Tuesday, October 20, 2015

Just Not Ready



They’re going to be teaching units on this commercial in Canadian political science courses for years to come, but for future students who wants a cliff notes version, here are the biggest issues with this infamous campaign ad and the many ways in which the Conservatives shot themselves in the foot…

* the “hiring committee looking at resumes” gimmick already got the Conservatives off on a bad rhetorical foot.  In theory, the ad was supposed to simplify the election to basic terms, asking voters to judge Justin Trudeau by the same basis as one would judge someone applying for a job at their company.  The problem is…doesn’t a hiring committee imply that, y’know, there’s a job vacancy?  Most companies don’t have a person in place they’re satisfied with and go headhunting anyway.  So even the Conservative Party’s own commercials are subtly saying that Stephen Harper has been a subpar “employee.”

* also, this hiring committee is the most focus the Conservatives have given to jobs in nine years.  Hey-o!

* years ago, the Conservatives decided that their best line of attack against Trudeau was that he was an inexperienced semi-airhead who would be completely overmatched as prime minister.  This led to literally hundreds of attack ads pushing this message, focusing on Trudeau’s “lack” of job experience as “only” a former teacher (which also had the side effect of once again throwing teachers, a noted Conservative enemy, under the bus), taking single sentences out of context from larger speeches that purportedly showed Trudeau making naive statements (i.e. “the budget will balance itself”) or even the goofier soft-focus ads trying to paint him as a celebrity running on his family name.  Let’s pause on that family name point for a second.  The vast majority of Conservative attack ads didn’t go after Justin Trudeau — they went after “Justin,” often omitting his last name entirely.  It was a branding exercise meant to again infantilize a grown man, and also to separate him from the Trudeau legacy (which obviously still resonated with voters in Quebec and Ontario).

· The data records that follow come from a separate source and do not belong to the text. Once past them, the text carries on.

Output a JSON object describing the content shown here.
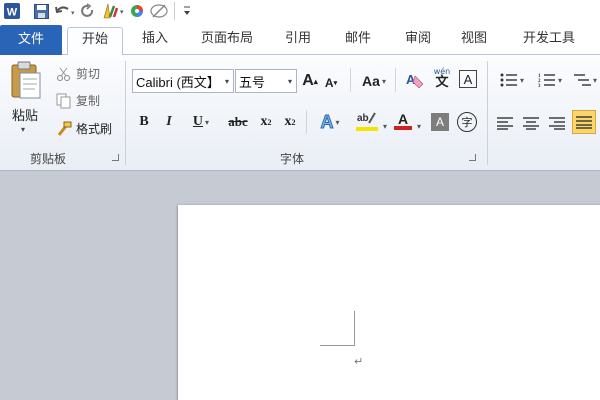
{
  "app": {
    "logo": "W"
  },
  "quick_access": [
    "word-logo-icon",
    "save-icon",
    "undo-icon",
    "redo-icon",
    "customize-icon",
    "color-icon",
    "eraser-icon",
    "qat-more-icon"
  ],
  "tabs": [
    "文件",
    "开始",
    "插入",
    "页面布局",
    "引用",
    "邮件",
    "审阅",
    "视图",
    "开发工具"
  ],
  "clipboard": {
    "paste": "粘贴",
    "cut": "剪切",
    "copy": "复制",
    "format_painter": "格式刷",
    "group_label": "剪贴板"
  },
  "font": {
    "name": "Calibri (西文】",
    "size": "五号",
    "grow": "A",
    "shrink": "A",
    "change_case": "Aa",
    "phonetic": "wén",
    "bold": "B",
    "italic": "I",
    "underline": "U",
    "strikethrough": "abc",
    "subscript": "x",
    "superscript": "x",
    "sub_mark": "2",
    "sup_mark": "2",
    "text_effect": "A",
    "font_color": "A",
    "char_shading": "A",
    "enclose_char": "字",
    "group_label": "字体"
  },
  "colors": {
    "file_tab": "#2a64b6",
    "highlight": "#f5e400",
    "font_color": "#d21f1f",
    "accent": "#2b579a"
  },
  "document": {
    "paragraph_mark": "↵"
  }
}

Now, the Conservatives may have realized that year after year of attack ads would perhaps come off as harsh, so in trying to either somewhat soften their message or deliver a patronizing back-handed compliment, they undermined their entire line of questioning.  Trudeau wasn’t “just not capable of being PM,” but rather “just not ready.”  If you’re cooking a roast and it’s “just not ready,” that means it WILL be ready at some point in the future, it’s just a matter of when it fits your taste.

As we saw, Canada was clearly eager to get the dinner table.  The Liberals cannily turned the “not ready” message around in their own advertising, so the election essentially became a referendum on whether or not Justin Trudeau was capable.  (Others have also noted that the fact that Harper still had to rely primarily on anti-opponent messaging rather than run on his own record after NINE YEARS as prime minister might’ve also done quite a bit to undermine voter confidence.)

I kind of roll my eyes a bit at the “Canada’s natural party” line about the Liberals, yet there may be at least something to it.  Harper rose to power by catching the Liberal Party in a downswing when they had a) Paul Martin stuck holding the bag after years of Jean Chretien-centric scandals, when Chretien himself was teflon in voters’ eyes, b) consecutive party leaders in Stephane Dion and Michael Ignatieff who were, frankly, total stiffs in voters’ eyes and c) Jack Layton as the opponent on the left, as Layton’s personal popularity (not, markedly, the popularity of the NDP as a whole) split the left-leaning electorate to such as extent that Harper and the united Conservative Party even snuck a majority in 2011 despite three-fifths of the country hating their guts. 

This election, however, the Liberals put forward a leader who wasn’t a stiff.  Ironically, the Conservatives had lowered the bar for Trudeau’s ability so much via those attack ads that he was able to easily exceed expectations in debates, interviews, speeches, etc.  Once voters saw that he wasn’t nearly the dupe portrayed in the Conservatives’ commercials, he won a lot of people over.

Time will tell if Trudeau will prove to be an effective prime minister, or if it will become apparent that he was only elected by dint of “not being Stephen Harper.”  I guess those people on the hiring committee probably should’ve put more thought into what their bosses (i.e. the Canadian people) thought about the candidates.

Also, I can’t help but think that Canadians voted Liberal in part because they were SO ALL-FIRING SICK of these commercials running ad nauseam for years.  Flooding the airwaves can work, but it can also lead to soaking wet and angry voters wanting to punish those who busted the pipes.